Par formes juridiques, les gérant de SAS sont les plus touchés (13.234, en hausse de 28,7% par rapport au 1er semestre 2023), suivis par les dirigeants de SARL (12.273, +11,1%). D'une manière générale, les entrepreneurs réalisant moins de 500.000 € de chiffre d'affaires représentent plus des trois quarts des patrons touchés.

 

 

Les pertes d'emplois en hausse de 32% en Île-de-France

 

"Aucun territoire n'échappe à cette tendance et les acteurs de petite et moyenne tailles restent vulnérables, sans espoir d'amélioration significative d'ici la fin de l'année", résume Anthony Streicher.
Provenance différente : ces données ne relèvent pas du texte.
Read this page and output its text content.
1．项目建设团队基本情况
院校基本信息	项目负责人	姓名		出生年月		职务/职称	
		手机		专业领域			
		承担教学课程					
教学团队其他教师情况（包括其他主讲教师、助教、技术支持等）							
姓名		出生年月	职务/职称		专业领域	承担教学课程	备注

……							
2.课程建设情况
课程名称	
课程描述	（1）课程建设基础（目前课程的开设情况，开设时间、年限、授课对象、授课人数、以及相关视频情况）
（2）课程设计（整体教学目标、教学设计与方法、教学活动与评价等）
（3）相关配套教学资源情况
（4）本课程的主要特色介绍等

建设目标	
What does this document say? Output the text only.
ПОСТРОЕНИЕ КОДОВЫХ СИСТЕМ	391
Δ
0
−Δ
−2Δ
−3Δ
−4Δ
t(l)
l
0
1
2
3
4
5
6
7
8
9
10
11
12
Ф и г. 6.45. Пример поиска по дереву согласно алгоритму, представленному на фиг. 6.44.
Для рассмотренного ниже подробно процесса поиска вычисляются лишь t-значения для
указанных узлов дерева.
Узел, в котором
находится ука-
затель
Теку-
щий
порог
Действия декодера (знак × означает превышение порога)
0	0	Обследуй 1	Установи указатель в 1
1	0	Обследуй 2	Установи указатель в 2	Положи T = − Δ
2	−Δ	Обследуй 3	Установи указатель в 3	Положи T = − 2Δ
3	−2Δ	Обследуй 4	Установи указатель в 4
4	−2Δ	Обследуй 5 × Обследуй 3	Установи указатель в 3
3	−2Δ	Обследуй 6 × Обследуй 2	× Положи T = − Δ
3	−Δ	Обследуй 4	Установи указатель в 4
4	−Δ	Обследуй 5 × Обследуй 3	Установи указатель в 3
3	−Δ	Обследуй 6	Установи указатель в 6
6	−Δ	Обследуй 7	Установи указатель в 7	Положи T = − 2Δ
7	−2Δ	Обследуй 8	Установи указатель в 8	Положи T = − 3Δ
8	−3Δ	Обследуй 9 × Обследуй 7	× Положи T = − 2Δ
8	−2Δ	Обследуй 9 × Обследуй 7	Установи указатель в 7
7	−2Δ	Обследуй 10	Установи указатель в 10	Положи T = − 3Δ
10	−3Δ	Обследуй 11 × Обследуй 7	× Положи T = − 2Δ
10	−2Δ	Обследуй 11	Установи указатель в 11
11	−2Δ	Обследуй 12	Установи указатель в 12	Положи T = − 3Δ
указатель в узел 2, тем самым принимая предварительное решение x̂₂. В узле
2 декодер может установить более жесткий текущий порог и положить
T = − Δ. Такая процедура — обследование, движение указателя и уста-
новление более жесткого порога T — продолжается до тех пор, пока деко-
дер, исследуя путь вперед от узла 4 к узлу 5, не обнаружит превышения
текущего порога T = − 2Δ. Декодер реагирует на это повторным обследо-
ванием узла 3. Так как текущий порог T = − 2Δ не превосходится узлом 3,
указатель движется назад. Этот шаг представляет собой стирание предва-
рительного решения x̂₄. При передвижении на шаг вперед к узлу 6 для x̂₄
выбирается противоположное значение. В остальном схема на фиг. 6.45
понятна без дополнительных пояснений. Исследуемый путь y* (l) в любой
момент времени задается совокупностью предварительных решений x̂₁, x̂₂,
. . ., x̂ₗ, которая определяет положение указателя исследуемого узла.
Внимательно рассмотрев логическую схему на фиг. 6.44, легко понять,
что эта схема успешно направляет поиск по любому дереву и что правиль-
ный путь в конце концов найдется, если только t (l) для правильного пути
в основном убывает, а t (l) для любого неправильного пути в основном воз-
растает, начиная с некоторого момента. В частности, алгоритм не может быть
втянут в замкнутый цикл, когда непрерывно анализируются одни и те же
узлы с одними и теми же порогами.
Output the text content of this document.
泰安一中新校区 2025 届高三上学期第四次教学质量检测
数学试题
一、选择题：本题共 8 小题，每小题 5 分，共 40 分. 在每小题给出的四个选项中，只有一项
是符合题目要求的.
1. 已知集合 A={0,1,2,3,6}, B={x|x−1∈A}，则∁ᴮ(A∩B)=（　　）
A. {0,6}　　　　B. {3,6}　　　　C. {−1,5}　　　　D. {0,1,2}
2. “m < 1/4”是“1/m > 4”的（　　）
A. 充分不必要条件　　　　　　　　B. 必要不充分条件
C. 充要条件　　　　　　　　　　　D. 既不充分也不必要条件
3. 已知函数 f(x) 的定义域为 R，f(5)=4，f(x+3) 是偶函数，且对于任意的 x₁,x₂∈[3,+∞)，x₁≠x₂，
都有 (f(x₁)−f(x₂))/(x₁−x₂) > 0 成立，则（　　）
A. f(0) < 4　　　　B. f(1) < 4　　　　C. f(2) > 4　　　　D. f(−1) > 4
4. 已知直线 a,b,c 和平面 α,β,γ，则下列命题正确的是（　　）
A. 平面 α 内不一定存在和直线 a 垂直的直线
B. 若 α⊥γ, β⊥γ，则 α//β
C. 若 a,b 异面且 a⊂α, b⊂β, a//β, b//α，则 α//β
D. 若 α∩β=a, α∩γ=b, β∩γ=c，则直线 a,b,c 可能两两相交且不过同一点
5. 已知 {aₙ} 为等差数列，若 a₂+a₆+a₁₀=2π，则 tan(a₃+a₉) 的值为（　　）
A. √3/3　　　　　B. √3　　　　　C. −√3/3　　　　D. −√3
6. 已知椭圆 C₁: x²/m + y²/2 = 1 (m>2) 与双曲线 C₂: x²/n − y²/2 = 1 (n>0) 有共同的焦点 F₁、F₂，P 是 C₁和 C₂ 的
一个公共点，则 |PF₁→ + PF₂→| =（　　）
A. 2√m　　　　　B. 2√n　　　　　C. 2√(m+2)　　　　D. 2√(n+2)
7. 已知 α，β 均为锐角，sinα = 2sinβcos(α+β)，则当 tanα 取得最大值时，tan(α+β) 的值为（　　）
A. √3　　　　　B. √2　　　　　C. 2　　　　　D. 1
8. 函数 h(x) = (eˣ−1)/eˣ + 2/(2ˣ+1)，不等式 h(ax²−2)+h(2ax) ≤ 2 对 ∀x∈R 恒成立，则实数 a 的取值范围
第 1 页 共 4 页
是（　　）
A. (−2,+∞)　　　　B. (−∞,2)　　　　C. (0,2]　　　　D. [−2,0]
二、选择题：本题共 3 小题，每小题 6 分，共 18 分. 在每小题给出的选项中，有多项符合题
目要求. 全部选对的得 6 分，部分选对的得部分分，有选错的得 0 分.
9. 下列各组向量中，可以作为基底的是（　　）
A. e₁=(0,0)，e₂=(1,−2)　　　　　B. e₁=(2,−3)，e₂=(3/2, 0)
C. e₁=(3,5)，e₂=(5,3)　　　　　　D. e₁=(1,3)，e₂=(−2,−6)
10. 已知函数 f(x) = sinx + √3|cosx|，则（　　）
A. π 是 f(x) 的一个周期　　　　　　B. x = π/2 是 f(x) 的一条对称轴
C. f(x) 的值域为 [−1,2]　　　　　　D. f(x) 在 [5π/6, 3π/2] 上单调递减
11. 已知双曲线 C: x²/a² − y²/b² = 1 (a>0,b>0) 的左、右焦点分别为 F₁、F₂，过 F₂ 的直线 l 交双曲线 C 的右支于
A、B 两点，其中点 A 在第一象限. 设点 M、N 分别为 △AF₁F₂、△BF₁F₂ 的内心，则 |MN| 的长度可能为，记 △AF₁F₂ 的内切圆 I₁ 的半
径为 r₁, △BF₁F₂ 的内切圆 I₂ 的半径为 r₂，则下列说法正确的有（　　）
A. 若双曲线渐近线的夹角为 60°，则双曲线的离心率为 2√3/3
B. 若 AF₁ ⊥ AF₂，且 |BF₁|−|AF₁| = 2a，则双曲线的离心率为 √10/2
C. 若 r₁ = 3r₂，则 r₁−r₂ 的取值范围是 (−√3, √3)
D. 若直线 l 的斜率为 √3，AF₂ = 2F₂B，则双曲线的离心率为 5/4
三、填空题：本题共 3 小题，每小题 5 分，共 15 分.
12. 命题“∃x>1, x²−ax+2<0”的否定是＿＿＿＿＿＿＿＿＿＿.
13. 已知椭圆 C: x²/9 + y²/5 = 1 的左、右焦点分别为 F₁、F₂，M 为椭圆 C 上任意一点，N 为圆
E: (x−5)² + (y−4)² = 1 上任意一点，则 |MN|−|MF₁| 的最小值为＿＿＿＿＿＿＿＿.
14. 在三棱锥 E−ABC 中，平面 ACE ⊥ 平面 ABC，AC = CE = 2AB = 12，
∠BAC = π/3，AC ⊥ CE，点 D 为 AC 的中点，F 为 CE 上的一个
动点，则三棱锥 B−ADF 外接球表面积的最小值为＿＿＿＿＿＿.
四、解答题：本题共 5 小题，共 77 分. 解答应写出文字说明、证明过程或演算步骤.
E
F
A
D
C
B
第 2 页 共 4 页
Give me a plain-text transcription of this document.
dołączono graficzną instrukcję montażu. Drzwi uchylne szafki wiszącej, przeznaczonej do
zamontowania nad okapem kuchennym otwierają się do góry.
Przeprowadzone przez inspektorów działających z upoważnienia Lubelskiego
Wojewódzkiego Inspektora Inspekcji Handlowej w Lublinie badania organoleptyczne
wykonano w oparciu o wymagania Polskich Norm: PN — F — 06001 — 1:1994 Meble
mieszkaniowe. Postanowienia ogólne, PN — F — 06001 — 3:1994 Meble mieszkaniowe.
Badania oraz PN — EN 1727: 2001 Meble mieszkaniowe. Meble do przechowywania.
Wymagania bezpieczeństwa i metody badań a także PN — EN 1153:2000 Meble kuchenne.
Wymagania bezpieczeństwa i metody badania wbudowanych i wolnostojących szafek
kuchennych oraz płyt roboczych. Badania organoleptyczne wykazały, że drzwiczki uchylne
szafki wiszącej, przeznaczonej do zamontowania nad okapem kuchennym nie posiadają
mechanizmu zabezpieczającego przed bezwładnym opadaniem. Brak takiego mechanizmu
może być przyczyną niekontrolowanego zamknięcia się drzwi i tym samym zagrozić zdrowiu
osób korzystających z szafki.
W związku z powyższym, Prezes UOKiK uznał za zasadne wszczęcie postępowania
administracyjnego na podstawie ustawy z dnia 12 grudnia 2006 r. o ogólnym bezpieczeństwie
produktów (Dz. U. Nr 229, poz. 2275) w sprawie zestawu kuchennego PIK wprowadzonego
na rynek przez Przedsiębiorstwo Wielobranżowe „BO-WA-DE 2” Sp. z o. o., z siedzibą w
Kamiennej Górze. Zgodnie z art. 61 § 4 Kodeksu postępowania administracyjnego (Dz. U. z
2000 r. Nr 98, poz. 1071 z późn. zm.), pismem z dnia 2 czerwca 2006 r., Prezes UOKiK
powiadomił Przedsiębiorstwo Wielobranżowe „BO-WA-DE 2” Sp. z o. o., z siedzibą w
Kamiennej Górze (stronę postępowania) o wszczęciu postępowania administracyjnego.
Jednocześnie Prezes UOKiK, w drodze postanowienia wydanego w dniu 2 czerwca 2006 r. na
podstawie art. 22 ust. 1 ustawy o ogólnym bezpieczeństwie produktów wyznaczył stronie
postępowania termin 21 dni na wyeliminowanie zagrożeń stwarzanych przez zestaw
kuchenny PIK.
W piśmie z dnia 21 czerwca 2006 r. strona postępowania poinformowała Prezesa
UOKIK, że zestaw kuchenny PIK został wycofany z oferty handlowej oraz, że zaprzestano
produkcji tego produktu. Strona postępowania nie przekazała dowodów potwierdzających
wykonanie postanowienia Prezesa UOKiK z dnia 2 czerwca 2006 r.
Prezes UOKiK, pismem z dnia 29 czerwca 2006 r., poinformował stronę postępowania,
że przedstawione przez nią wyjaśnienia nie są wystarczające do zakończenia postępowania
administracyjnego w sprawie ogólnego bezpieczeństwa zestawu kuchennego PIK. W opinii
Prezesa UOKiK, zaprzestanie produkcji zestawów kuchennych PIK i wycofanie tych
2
En effet, l'ensemble de la métropole subit le même sort.

 

Première région économique du pays, l'Île-de-France pèse à elle seule un quart des pertes d'emplois (7.215, +32%). Vient ensuite l'Auvergne-Rhône-Alpes (3.454, +19%). D'autres régions enregistrent des taux élevés, tels que la Normandie (+24,7%), le Grand Est (+18,3%) et la Provence-Alpes-Côte d'Azur (+16,7%).

 

"4 entreprises sur 10 ne souffleront pas leur 5e bougie"

 

De son côté, le directeur des études d'Altares, Thierry Millon, souligne que "le dynamisme entrepreneurial est exceptionnel depuis 20 ans", le seuil des 300.000 créations de sociétés commerciales étant désormais proche. "Si nous devons nous féliciter de cette envie d'entreprendre, notons toutefois qu'environ 4 entreprises sur 10 ne souffleront pas leur 5e bougie", nuance-t-il.

 

"Sur ce 1er semestre 2024, près de 30.000 dirigeants auront perdu leur emploi après la liquidation judiciaire de leur entreprise, des femmes et des hommes épuisés par des mois de bataille financière et judiciaire pour tenter de sauver l'activité et l'emploi." Les professionnels sauront vraisemblablement d'ici quelques jours si ce sujet sera ou non inscrit à l'ordre du jour du nouveau gouvernement.